Freshwater mussels are virtually non-mobile inhabitants of the benthic infaunal community of many waterbodies. They feed by filtering particulate organic matter (i.e., algae, bacteria, and protozoans) along with indigestible components (i.e., silt and sand) from the water column. Water enters through an incurrent siphon, where the mucus-lined gills separate digestible from indigestible material. Food particles of an appropriate size are transported into the mouth, while silt and sand are expelled. Nutrients are absorbed in the intestines and wastes exit the excurrent siphon in the form of pseudofeces (Pearse and others 1987). Lack of mobility and reliance on filter feeding has resulted in the demise of many marine and freshwater bivalve taxa (Bogan 1993, Harris and others 1997).
Many researchers associate the decline of freshwater mussel resources with the anthropogenic alteration of habitat, such as construction of dams (Bogan 1993, Vaughn and Taylor 1999), dredging, water drawdown for irrigation, and increased water pollution from runoff (NNMCC 1998). Dams interfere with a fish’s ability to move up and downstream in a river, which may decrease the likelihood of reproductive success for a mussel. Dams may also have a role in habitat alteration by converting riffle-run habitat into lentic environments. Dredging can dislodge, or even bury entire mussel beds. Water drawdowns can leave mussels' littoral zones exposed leading to desiccation. Increased pollution in the form of heavy metals (i.e. mercury, lead, and cadmium), herbicides and pesticides can interfere with nutrient uptake; high sediment loads from runoff may clog siphons and bury larger immobile unionids.

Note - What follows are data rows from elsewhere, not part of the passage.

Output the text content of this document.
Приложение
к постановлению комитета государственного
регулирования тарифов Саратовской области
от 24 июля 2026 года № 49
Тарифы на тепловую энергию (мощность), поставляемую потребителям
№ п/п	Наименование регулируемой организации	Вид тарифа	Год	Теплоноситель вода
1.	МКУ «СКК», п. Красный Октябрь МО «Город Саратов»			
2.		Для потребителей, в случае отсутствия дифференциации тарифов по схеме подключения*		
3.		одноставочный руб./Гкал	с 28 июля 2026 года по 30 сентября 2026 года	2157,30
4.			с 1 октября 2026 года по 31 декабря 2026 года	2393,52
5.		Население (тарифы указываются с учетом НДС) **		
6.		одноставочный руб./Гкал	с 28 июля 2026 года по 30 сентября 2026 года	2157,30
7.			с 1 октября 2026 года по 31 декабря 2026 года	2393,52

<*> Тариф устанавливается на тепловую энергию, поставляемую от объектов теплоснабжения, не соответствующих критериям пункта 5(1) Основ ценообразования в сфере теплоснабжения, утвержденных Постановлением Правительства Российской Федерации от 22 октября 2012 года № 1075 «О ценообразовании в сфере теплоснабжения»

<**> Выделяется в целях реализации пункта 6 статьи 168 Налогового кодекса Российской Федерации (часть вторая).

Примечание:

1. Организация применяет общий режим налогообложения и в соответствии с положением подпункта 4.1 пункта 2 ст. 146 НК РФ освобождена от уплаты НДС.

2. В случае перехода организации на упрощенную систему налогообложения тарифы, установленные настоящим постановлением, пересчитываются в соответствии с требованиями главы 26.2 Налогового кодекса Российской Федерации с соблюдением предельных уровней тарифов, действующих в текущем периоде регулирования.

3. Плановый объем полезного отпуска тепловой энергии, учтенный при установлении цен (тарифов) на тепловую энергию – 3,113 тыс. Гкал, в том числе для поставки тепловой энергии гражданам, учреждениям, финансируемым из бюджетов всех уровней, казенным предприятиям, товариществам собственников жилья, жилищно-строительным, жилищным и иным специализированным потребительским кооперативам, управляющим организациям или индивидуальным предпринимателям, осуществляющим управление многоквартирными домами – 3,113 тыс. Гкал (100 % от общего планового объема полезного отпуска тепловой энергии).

There is no doubt that some mussel species are better adapted than others to survive stressful environmental conditions. All freshwater mussels are covered and protected by a hard shell, but shell thickness varies among species. For example, the shell of Megalonaias nervosa (Washboard) is much thicker and heavier than that of Leptodea fragilis (Fragile papershell). As a consequence, thicker-shelled species may be less vulnerable to abrasion, displacement, and handling than thin-shelled mussels.
Most benthic invertebrates require a dissolved oxygen (DO) concentration exceeding 5 milligrams per liter for basic metabolic processes. Freshwater mussels are no exception. Some species thrive in well-oxygenated riffle habitat. Other species have adapted to living in pools, or even hypoxic conditions (e.g. Quadrula metanevra: in Parmalee and Bogan 1998). According to Johnson et al. (2001), riffle species (species typically found in habitats with greater flow and DO concentration) and the federally endangered species collected in their survey were much more intolerant of low DO (< 5 mg/L) than other species. Low DO concentrations, although not always lethal, should definitely be considered a major biological stressor.

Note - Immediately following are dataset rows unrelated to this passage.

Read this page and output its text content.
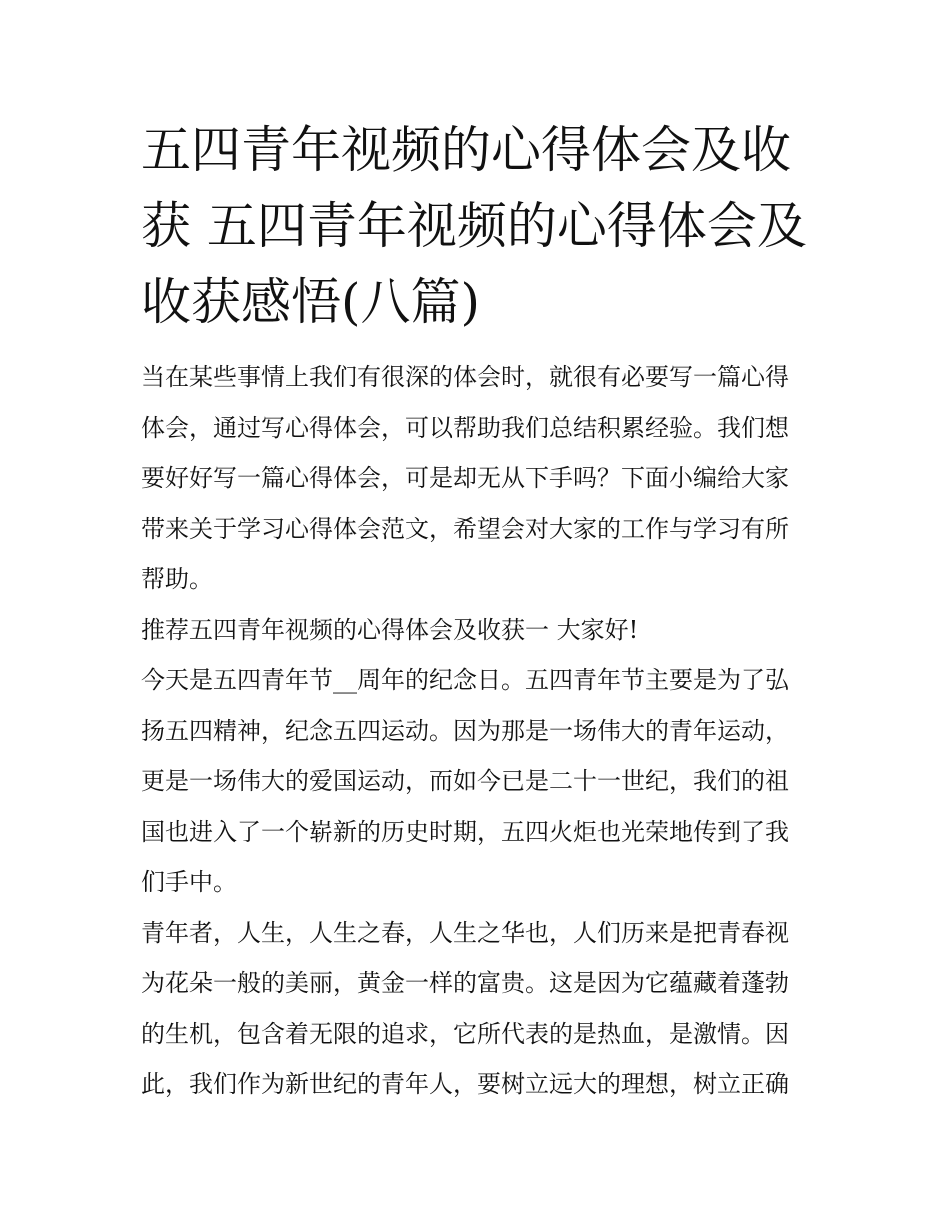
五四青年视频的心得体会及收
获 五四青年视频的心得体会及
收获感悟(八篇)
当在某些事情上我们有很深的体会时，就很有必要写一篇心得
体会，通过写心得体会，可以帮助我们总结积累经验。我们想
要好好写一篇心得体会，可是却无从下手吗？下面小编给大家
带来关于学习心得体会范文，希望会对大家的工作与学习有所
帮助。
推荐五四青年视频的心得体会及收获一 大家好!
今天是五四青年节__周年的纪念日。五四青年节主要是为了弘
扬五四精神，纪念五四运动。因为那是一场伟大的青年运动，
更是一场伟大的爱国运动，而如今已是二十一世纪，我们的祖
国也进入了一个崭新的历史时期，五四火炬也光荣地传到了我
们手中。
青年者，人生，人生之春，人生之华也，人们历来是把青春视
为花朵一般的美丽，黄金一样的富贵。这是因为它蕴藏着蓬勃
的生机，包含着无限的追求，它所代表的是热血，是激情。因
此，我们作为新世纪的青年人，要树立远大的理想，树立正确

Sediment deposition from terrestrial runoff is inevitable. However, vegetation along and adjacent to the streambank (riparian zone) can inhibit surface flow and erosion during heavy rainfall events. In recent years, the emphasis (especially with landowners) on maintaining the riparian zone has waned. The need for affordable lumber, produce, and durable goods outweighs the need to keep sediment out of streams. The limited mobility of mussels can make them very susceptible to increases in suspended sediments and deposition. There are a few exceptions, but in most cases freshwater mussels do not tolerate areas with high silt concentration. Mussels like Pyganodon grandis (Giant Floater), Anodonta suborbiculata(Flat Floater), and Leptodea fragilis are much more likely to be found in high silt areas than a riffle species like Epioblasma triquetra(Snuffbox).
Mussels have been negatively affected by environmental changes linked to anthropogenic activities. The major reasons for the decline are habitat alteration, environmental pollution, and disruption of the unionids reproductive cycle through impoundment. As bleak as the outlook is for freshwater mussels, there are a few hardy species that can adapt to almost any environment. As long as basic needs are met (i.e. adequate DO, low siltation, and an opportunity to reproduce), then more robust species should survive. Typically, rare and endangered species are less tolerant of environmental perturbation. If the interest is to conserve all mussel species, then a variety of habitat types must be considered for preservation. If the interest is only to conserve the rare and threatened species, then more research needs to done to document the needs of the individual mussels on a species by species basis.